Phelps began chemotherapy again last fall to treat a liver metastasis, followed by liver surgery. In January, a new liver metastasis was discovered, but it was too small to be removed surgically. Her primary tumor has not returned, and her disease is stable.
In the future, Phelps may need additional surgery or chemotherapy. Immunotherapy could also be an option, as could a liver transplant and consultation with the Cancer and Organ Transplant Clinic, a multidisciplinary clinic at Fred Hutch specializing in both organ transplants and oncology that is the first of its kind. But Phelps hopes to remain stable for a long time.
“I feel great now and I’ve used this time to make as many memories as possible,” says Phelps. “I’m feeling really happy emotionally and good physically. I don't know what the future will hold, but I’m so grateful for the time I have now.”
This weekend, Phelps will spread her message of patient advocacy at the Walk to End Colon Cancer. Phelps helped organize the Oct. 8 event—Fred Hutch is a sponsor and both Phelps and Dr. Krane are speakers—and has become active in the colorectal cancer patient advocacy community. On Instagram, she shares openly about her story as @BootyCancerMom.
“You can't get screened for every ailment under the sun but considering that colorectal cancer is predicted to become the leading cause of cancer deaths among people between the ages of 20 and 49, we have to talk about this,” she says.
That means overcoming the taboo around talking about bowel function, which starts at an early age. Adults often teach kids that mentioning bowel movements is inappropriate “potty talk.” Just saying the word “poop” can cause a room full of kids to fall on the floor laughing. Dr. Krane says it’s important to normalize these discussions, which she does with her own young children.

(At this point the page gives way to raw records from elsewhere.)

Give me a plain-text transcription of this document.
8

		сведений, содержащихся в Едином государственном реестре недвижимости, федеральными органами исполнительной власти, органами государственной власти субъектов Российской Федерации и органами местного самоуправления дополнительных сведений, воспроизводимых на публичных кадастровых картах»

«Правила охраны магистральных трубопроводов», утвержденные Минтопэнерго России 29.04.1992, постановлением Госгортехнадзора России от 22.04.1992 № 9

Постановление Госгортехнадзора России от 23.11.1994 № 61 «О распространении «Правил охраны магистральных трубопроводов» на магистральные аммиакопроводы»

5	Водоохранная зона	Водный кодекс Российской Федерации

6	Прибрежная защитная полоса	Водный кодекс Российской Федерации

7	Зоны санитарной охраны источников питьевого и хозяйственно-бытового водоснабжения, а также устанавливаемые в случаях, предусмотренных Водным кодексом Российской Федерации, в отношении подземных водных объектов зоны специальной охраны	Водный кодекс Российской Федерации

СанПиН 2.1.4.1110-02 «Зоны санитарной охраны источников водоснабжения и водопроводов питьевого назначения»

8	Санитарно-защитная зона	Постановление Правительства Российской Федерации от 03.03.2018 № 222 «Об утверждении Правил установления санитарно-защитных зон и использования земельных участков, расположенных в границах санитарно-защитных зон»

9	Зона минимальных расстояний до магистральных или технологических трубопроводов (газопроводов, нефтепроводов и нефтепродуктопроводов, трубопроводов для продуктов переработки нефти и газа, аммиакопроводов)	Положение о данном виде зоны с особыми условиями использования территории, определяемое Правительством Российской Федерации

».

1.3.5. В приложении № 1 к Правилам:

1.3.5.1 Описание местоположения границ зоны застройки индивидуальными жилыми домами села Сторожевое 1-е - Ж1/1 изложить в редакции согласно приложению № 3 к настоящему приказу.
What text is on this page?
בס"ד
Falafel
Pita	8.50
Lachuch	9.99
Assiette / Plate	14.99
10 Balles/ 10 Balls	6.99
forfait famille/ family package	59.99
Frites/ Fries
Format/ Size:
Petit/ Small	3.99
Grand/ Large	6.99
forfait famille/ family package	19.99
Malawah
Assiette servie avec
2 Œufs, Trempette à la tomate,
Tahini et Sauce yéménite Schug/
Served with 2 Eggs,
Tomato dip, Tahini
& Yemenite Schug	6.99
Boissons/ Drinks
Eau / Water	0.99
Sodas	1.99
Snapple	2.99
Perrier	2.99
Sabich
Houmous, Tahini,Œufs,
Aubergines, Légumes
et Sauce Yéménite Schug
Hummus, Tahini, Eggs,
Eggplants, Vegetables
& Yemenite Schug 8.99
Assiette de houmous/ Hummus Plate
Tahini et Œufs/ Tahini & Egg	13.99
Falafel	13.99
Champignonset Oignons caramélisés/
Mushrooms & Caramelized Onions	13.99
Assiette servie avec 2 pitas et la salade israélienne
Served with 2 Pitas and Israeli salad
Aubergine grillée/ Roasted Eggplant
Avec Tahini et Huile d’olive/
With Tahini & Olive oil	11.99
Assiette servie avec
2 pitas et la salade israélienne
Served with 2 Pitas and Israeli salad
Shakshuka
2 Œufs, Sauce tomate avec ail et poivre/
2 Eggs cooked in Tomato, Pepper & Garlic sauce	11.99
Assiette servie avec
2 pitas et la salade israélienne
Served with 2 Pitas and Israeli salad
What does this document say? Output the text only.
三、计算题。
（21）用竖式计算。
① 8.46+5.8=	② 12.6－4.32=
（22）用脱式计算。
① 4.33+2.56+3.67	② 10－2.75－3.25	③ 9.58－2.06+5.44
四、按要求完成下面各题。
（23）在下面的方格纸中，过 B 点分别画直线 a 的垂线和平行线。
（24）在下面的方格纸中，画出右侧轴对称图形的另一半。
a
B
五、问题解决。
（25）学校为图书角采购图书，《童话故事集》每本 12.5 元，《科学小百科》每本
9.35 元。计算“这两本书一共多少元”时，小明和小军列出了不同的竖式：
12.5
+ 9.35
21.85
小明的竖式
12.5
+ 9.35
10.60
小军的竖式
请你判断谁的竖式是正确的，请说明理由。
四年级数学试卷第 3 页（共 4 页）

“There’s nothing wrong with talking about these things,” she says. “We have to raise awareness because this is a cancer that is difficult for people to talk about.”
Each Mother’s Day, Dr. Krane receives an email from Phelps that includes a picture of her kids, now ages 2 and 5, and thanks the colorectal surgeon for enabling her to celebrate the day. “Natalie is the reason why a lot of doctors went into medicine,” says Dr. Krane. “She's been a strong advocate to push people to get the health care that they need, to push the medical community to do tests and figure out what’s going on.”